The results demonstrate the success of the proposed triple-layer design in overcoming the limitations of conventional humidity sensors. The significantly enhanced sensitivity, rapid response and recovery times, and effective temperature compensation represent substantial improvements. The high accuracy achieved in respiration state classification validates the sensor's potential for practical applications. The use of nanoforests as the humidity-sensitive material proves to be highly effective in increasing sensitivity. The integration of the reference capacitor successfully addressed the issue of parasitic capacitance. The combination of the sensor's improved performance and machine learning-based data analysis opens opportunities for advanced respiration monitoring systems.

This study successfully developed a high-performance nanoforest-based humidity sensor for respiration monitoring, addressing key limitations of traditional sensors. The sensor's enhanced sensitivity, fast response time, temperature compensation, and accurate respiration state classification demonstrate its significant potential for both consumer electronics and medical applications. Future work could focus on exploring different nanomaterials for further sensitivity improvements, miniaturizing the device for improved wearability, and integrating the sensor into more sophisticated diagnostic systems.

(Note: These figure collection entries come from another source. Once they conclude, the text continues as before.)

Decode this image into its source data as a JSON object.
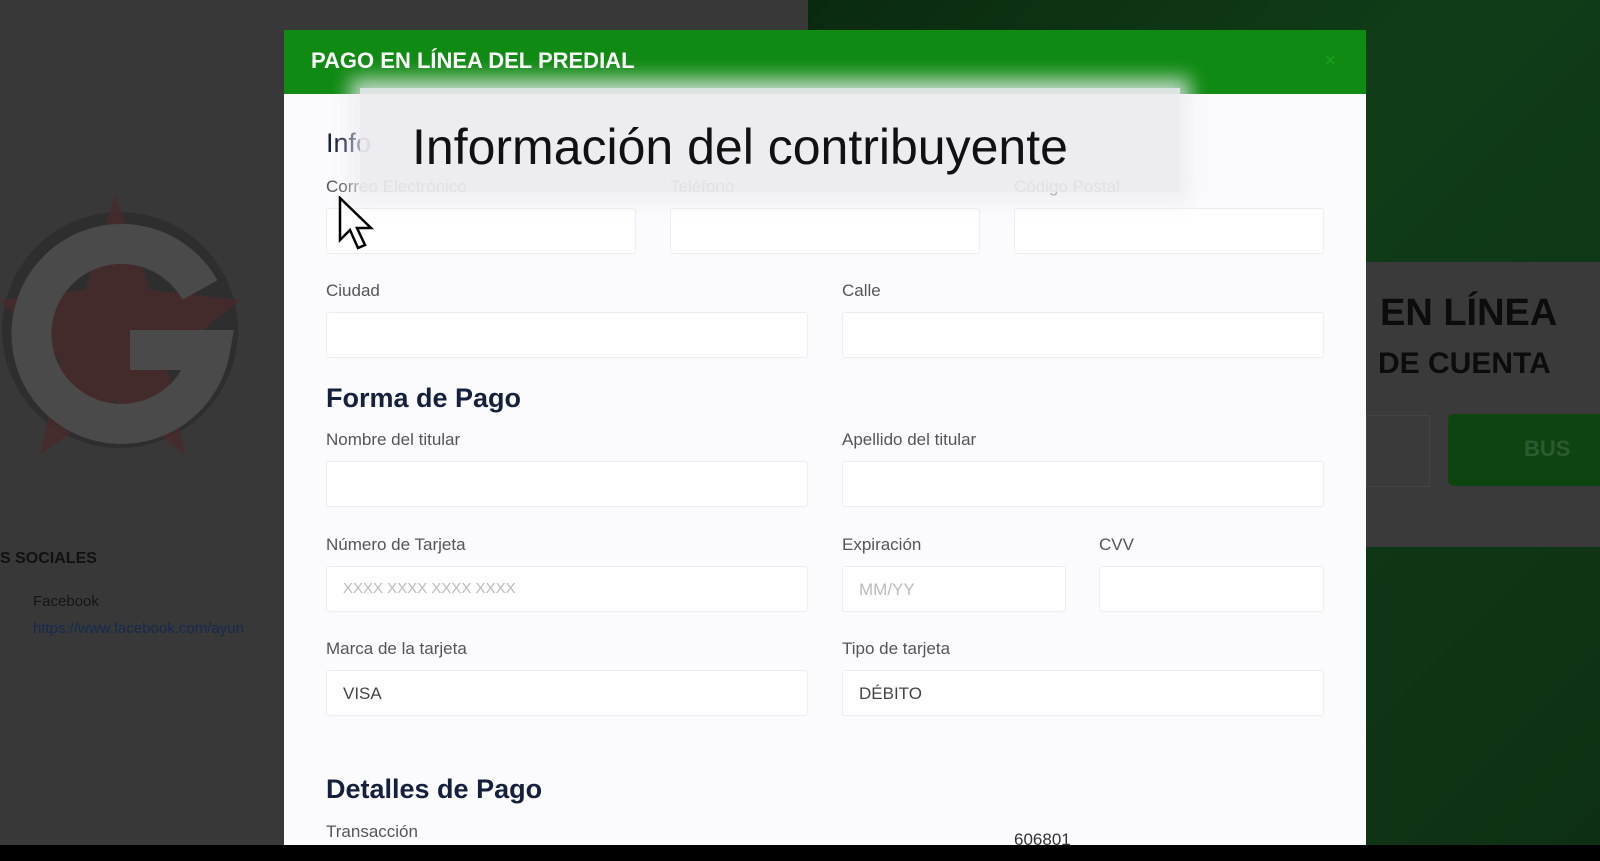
{
  "background": {
    "heading1": "EN LÍNEA",
    "heading2": "DE CUENTA",
    "search_button": "BUS",
    "social_heading": "S SOCIALES",
    "facebook_label": "Facebook",
    "facebook_link": "https://www.facebook.com/ayun"
  },
  "modal": {
    "title": "PAGO EN LÍNEA DEL PREDIAL",
    "close": "×",
    "section_contribuyente": "Info",
    "overlay_caption": "Información del contribuyente",
    "labels": {
      "email": "Correo Electrónico",
      "phone": "Teléfono",
      "zip": "Código Postal",
      "city": "Ciudad",
      "street": "Calle",
      "holder_name": "Nombre del titular",
      "holder_lastname": "Apellido del titular",
      "card_number": "Número de Tarjeta",
      "expiration": "Expiración",
      "cvv": "CVV",
      "card_brand": "Marca de la tarjeta",
      "card_type": "Tipo de tarjeta",
      "transaction": "Transacción"
    },
    "placeholders": {
      "card_number": "XXXX XXXX XXXX XXXX",
      "expiration": "MM/YY"
    },
    "values": {
      "card_brand": "VISA",
      "card_type": "DÉBITO",
      "transaction_number": "606801"
    },
    "section_pago": "Forma de Pago",
    "section_detalles": "Detalles de Pago"
  },
  "colors": {
    "header": "#0f8a12",
    "heading_text": "#15203d"
  }
}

While the sensor showed significant improvements, some limitations exist. The current study focused on a specific humidity range (40-90% RH) for respiration monitoring; further investigation is needed to evaluate performance across a broader range. The long-term stability was evaluated over a limited timeframe; longer-term studies are recommended to confirm its durability. The integration with an N95 mask was a proof-of-concept; further optimization might be necessary for integration into various wearable devices.